Let me start by saying that I think that evolutionary science provides the best description we have of how life came to exist in its present form, that intelligent design is junk science (at best), and that Judge Jones made exactly the right decision in the Dover School Board case. I.D., which is just creationism by another name, has no place in a public school curriculum. That said, the concept of intelligent design is central to my understanding of what it means to be Jewish.
Before we eat, we say a berachah (a blessing). When we wake up in the morning, we say a berachah. When we see the first buds blossoming in the spring–we say a berachah. A berachah is a way of acknowledging how astonishing the world truly is, of looking at everything around us with radical amazement and gratitude.

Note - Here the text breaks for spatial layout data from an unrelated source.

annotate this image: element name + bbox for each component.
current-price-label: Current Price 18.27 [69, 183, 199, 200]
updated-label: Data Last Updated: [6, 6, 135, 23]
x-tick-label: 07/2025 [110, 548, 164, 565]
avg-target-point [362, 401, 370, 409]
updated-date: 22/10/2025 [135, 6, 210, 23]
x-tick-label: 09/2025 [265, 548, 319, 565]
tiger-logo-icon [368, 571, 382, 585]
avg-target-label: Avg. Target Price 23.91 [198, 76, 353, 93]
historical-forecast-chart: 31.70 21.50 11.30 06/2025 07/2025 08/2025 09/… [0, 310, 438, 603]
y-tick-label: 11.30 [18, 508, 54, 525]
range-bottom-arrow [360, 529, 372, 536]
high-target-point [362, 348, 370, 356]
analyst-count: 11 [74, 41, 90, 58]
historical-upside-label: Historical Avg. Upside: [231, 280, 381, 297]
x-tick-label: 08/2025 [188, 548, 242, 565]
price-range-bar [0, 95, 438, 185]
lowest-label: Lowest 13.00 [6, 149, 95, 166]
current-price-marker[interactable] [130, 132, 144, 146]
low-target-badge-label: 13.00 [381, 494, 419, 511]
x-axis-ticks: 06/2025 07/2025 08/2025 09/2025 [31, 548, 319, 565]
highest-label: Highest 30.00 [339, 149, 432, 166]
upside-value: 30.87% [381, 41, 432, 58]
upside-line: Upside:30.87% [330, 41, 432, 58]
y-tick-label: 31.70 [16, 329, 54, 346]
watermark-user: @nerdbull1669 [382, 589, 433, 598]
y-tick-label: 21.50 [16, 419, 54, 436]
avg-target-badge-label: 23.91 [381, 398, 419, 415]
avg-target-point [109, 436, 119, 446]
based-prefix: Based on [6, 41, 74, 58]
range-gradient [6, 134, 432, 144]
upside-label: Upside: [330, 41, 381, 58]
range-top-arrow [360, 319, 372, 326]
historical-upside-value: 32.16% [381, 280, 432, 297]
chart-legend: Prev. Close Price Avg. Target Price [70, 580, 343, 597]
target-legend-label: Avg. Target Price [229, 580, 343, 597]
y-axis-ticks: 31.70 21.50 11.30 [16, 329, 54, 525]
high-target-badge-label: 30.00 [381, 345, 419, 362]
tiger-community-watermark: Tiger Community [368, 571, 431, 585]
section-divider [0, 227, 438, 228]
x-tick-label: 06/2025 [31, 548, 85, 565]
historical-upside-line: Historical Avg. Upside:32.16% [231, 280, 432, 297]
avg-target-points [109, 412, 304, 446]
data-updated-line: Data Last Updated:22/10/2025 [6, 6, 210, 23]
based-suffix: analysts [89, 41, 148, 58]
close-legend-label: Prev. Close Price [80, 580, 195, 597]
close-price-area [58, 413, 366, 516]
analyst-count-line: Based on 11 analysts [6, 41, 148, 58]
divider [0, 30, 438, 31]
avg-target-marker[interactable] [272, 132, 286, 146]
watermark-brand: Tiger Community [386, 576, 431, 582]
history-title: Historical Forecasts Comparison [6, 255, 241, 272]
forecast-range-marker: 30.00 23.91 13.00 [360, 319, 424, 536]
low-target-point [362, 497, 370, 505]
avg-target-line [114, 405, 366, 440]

More specifically, the berachah acknowledges God as the source of all of these wonders, honors the divine flow of life that animates the universe.
Intelligent design is rooted in a similar sense of awe and wonder. Science can describe the cellular structure of an apple, tell us how it grows and propagates in great detail, explain the organic compounds that make it sweet. But science cannot tell us that the apple is a miracle; intelligent design can.
Intelligent design at some level means acknowledging that the world around us is beyond our comprehension, cannot be fully described in terms of equations and chemical reactions–and I agree. Perhaps this is because as a rabbi, I am more interested in meaning than in mechanics.
Evolution, with its doctrine of survival of the fittest, would be a dismal model on which to base a system of ultimate moral meaning. The Jewish religious approach to how to understand the world–with radical amazement, with a sense in the world’s abiding goodness and purpose–is far more in keeping with intelligent design than with evolution.
When I say “intelligent design” here, I should be clear I’m not talking about a pseudo-scientific political movement for which I have no sympathies, but rather the core values that underlie the desire to see the world as more than the sum of concrete, describable parts. These values are mine as well, and I hope to pass them along to my children, pray never to take the world and its precious resources for granted.
But this is my choice and my role–the lens I use to see the world as a rabbi is just one of the many possible lenses that we can use and that people do use in this country. There are other religious traditions, and there are those who stand outside of any religious tradition at all.
The job of the public schools is to nurture the mind, and then families can decide how to nurture the soul. This is not the Dover School Board’s job, and I don’t want them teaching my children what to believe.
Let’s teach our children evolution in school so they will be educated, and the wonder of God in synagogue so they will be wise.